Posted by: Adam Reed | November 06, 2007 at 11:34 AM
hey jay..great post...glad youre liking the book...peace..mike.
www.DeadlyViper.org
Posted by: mike foster | November 06, 2007 at 02:52 PM
bro, I do understand the need to be perform and seek out perfection. The need to perform/perfect (at least for me)comes out of this root of rejection. When we fear being rejected we tend to PUT ON unhealthy behaviors in our life (aka. the need to perform/perfect). I have experienced rejection by my dad, and by other key male figures in my life. And what I have noticed is that when I lead/pastor this NEED to be liked/perform/be perfect can pop at times - and when I check myself and look deep enough - it usually has something to do with my emotional baggage that I carry. But in leadership (especially the ministry) we seem to disconnect the spiritual from the emotional.
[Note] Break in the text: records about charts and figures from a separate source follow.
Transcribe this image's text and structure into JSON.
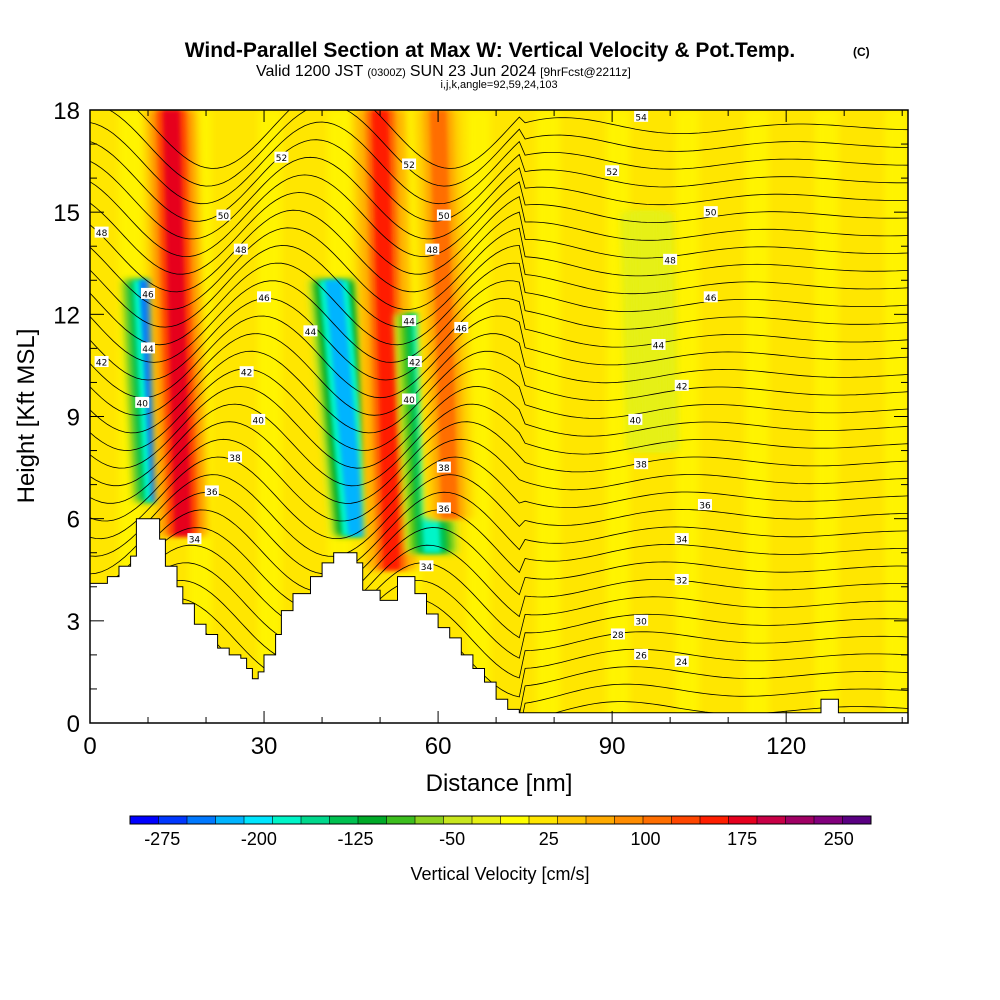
{
  "header": {
    "title": "Wind-Parallel Section at Max W: Vertical Velocity & Pot.Temp.",
    "title_mark": "(C)",
    "valid_prefix": "Valid 1200 JST",
    "valid_utc": "(0300Z)",
    "valid_date": "SUN 23 Jun 2024",
    "forecast": "[9hrFcst@2211z]",
    "section_params": "i,j,k,angle=92,59,24,103"
  },
  "chart_data": {
    "type": "heatmap",
    "xlabel": "Distance [nm]",
    "ylabel": "Height [Kft MSL]",
    "xlim": [
      0,
      141
    ],
    "ylim": [
      0,
      18
    ],
    "x_ticks": [
      0,
      30,
      60,
      90,
      120
    ],
    "y_ticks": [
      0,
      3,
      6,
      9,
      12,
      15,
      18
    ],
    "colorbar": {
      "label": "Vertical Velocity [cm/s]",
      "range": [
        -300,
        275
      ],
      "tick_values": [
        -275,
        -200,
        -125,
        -50,
        25,
        100,
        175,
        250
      ],
      "tick_labels": [
        "-275",
        "-200",
        "-125",
        "-50",
        "25",
        "100",
        "175",
        "250"
      ],
      "colors": [
        "#0000ff",
        "#0037ff",
        "#0078ff",
        "#00b4ff",
        "#00e6ff",
        "#00f5c8",
        "#00d88c",
        "#00c050",
        "#00aa28",
        "#3cbe1e",
        "#8cd21e",
        "#c8e61e",
        "#e6f014",
        "#ffff00",
        "#ffe600",
        "#ffc800",
        "#ffaa00",
        "#ff8c00",
        "#ff6e00",
        "#ff4600",
        "#ff1e00",
        "#e6001e",
        "#c80046",
        "#a00064",
        "#82007d",
        "#5a0082"
      ]
    },
    "terrain_kft": [
      [
        0,
        4.1
      ],
      [
        3,
        4.3
      ],
      [
        5,
        4.6
      ],
      [
        7,
        4.9
      ],
      [
        8,
        6.0
      ],
      [
        11,
        6.0
      ],
      [
        12,
        5.4
      ],
      [
        13,
        4.6
      ],
      [
        15,
        4.0
      ],
      [
        16,
        3.5
      ],
      [
        18,
        2.9
      ],
      [
        20,
        2.6
      ],
      [
        22,
        2.2
      ],
      [
        24,
        2.0
      ],
      [
        26,
        1.9
      ],
      [
        27,
        1.6
      ],
      [
        28,
        1.3
      ],
      [
        29,
        1.5
      ],
      [
        30,
        2.0
      ],
      [
        32,
        2.6
      ],
      [
        33,
        3.3
      ],
      [
        35,
        3.8
      ],
      [
        38,
        4.3
      ],
      [
        40,
        4.7
      ],
      [
        42,
        5.0
      ],
      [
        44,
        5.0
      ],
      [
        46,
        4.7
      ],
      [
        47,
        3.9
      ],
      [
        50,
        3.6
      ],
      [
        52,
        3.6
      ],
      [
        53,
        4.3
      ],
      [
        55,
        4.3
      ],
      [
        56,
        3.8
      ],
      [
        58,
        3.2
      ],
      [
        60,
        2.8
      ],
      [
        62,
        2.5
      ],
      [
        64,
        2.0
      ],
      [
        66,
        1.6
      ],
      [
        68,
        1.2
      ],
      [
        70,
        0.7
      ],
      [
        72,
        0.4
      ],
      [
        74,
        0.3
      ],
      [
        90,
        0.3
      ],
      [
        125,
        0.3
      ],
      [
        126,
        0.7
      ],
      [
        128,
        0.7
      ],
      [
        129,
        0.3
      ],
      [
        141,
        0.3
      ]
    ],
    "series": [
      {
        "name": "Vertical Velocity",
        "units": "cm/s",
        "field": [
          {
            "x_top": 10,
            "x_bottom": 12,
            "z_top": 13,
            "z_bottom": 6.5,
            "value": -250
          },
          {
            "x_top": 14,
            "x_bottom": 16,
            "z_top": 18,
            "z_bottom": 5.5,
            "value": 175
          },
          {
            "x_top": 42,
            "x_bottom": 46,
            "z_top": 13,
            "z_bottom": 5.5,
            "value": -225
          },
          {
            "x_top": 50,
            "x_bottom": 52,
            "z_top": 18,
            "z_bottom": 4.5,
            "value": 150
          },
          {
            "x_top": 57,
            "x_bottom": 59,
            "z_top": 12,
            "z_bottom": 5,
            "value": -175
          },
          {
            "x_top": 60,
            "x_bottom": 62,
            "z_top": 18,
            "z_bottom": 6,
            "value": 100
          },
          {
            "x_top": 96,
            "x_bottom": 97,
            "z_top": 15,
            "z_bottom": 8,
            "value": -25
          }
        ]
      },
      {
        "name": "Pot.Temp.",
        "units": "C",
        "contour_labels": [
          {
            "x": 95,
            "z": 17.8,
            "value": "54"
          },
          {
            "x": 33,
            "z": 16.6,
            "value": "52"
          },
          {
            "x": 55,
            "z": 16.4,
            "value": "52"
          },
          {
            "x": 90,
            "z": 16.2,
            "value": "52"
          },
          {
            "x": 23,
            "z": 14.9,
            "value": "50"
          },
          {
            "x": 61,
            "z": 14.9,
            "value": "50"
          },
          {
            "x": 107,
            "z": 15.0,
            "value": "50"
          },
          {
            "x": 2,
            "z": 14.4,
            "value": "48"
          },
          {
            "x": 26,
            "z": 13.9,
            "value": "48"
          },
          {
            "x": 59,
            "z": 13.9,
            "value": "48"
          },
          {
            "x": 100,
            "z": 13.6,
            "value": "48"
          },
          {
            "x": 10,
            "z": 12.6,
            "value": "46"
          },
          {
            "x": 30,
            "z": 12.5,
            "value": "46"
          },
          {
            "x": 64,
            "z": 11.6,
            "value": "46"
          },
          {
            "x": 107,
            "z": 12.5,
            "value": "46"
          },
          {
            "x": 10,
            "z": 11.0,
            "value": "44"
          },
          {
            "x": 38,
            "z": 11.5,
            "value": "44"
          },
          {
            "x": 55,
            "z": 11.8,
            "value": "44"
          },
          {
            "x": 98,
            "z": 11.1,
            "value": "44"
          },
          {
            "x": 2,
            "z": 10.6,
            "value": "42"
          },
          {
            "x": 27,
            "z": 10.3,
            "value": "42"
          },
          {
            "x": 56,
            "z": 10.6,
            "value": "42"
          },
          {
            "x": 102,
            "z": 9.9,
            "value": "42"
          },
          {
            "x": 9,
            "z": 9.4,
            "value": "40"
          },
          {
            "x": 29,
            "z": 8.9,
            "value": "40"
          },
          {
            "x": 55,
            "z": 9.5,
            "value": "40"
          },
          {
            "x": 94,
            "z": 8.9,
            "value": "40"
          },
          {
            "x": 25,
            "z": 7.8,
            "value": "38"
          },
          {
            "x": 61,
            "z": 7.5,
            "value": "38"
          },
          {
            "x": 95,
            "z": 7.6,
            "value": "38"
          },
          {
            "x": 21,
            "z": 6.8,
            "value": "36"
          },
          {
            "x": 61,
            "z": 6.3,
            "value": "36"
          },
          {
            "x": 106,
            "z": 6.4,
            "value": "36"
          },
          {
            "x": 18,
            "z": 5.4,
            "value": "34"
          },
          {
            "x": 58,
            "z": 4.6,
            "value": "34"
          },
          {
            "x": 102,
            "z": 5.4,
            "value": "34"
          },
          {
            "x": 102,
            "z": 4.2,
            "value": "32"
          },
          {
            "x": 95,
            "z": 3.0,
            "value": "30"
          },
          {
            "x": 91,
            "z": 2.6,
            "value": "28"
          },
          {
            "x": 95,
            "z": 2.0,
            "value": "26"
          },
          {
            "x": 102,
            "z": 1.8,
            "value": "24"
          }
        ]
      }
    ]
  }
}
So in return you have a lot of pastors who know the Bible and can preach, but are so emtotionally unhealthy...that is dangerous in leadership (just a thought) - great post jay
Posted by: jamey johnson | November 07, 2007 at 10:11 AM
adam - you're right, it is very hard to be totally vulnerable with someone else. trust is the key to making accountable relationships work. maybe you'd find it easier with one other person rather than a group. just a thought.
mike - thanks for writing the book. it's much needed, very challenging, and beautiful to look at. :-)
jamey - GREAT thoughts...sad, but probably more right than we all realize. i have not done this yet, but i have pastor-friends who see counselors regularly to ensure they are properly dealing with their baggage. probably a great idea.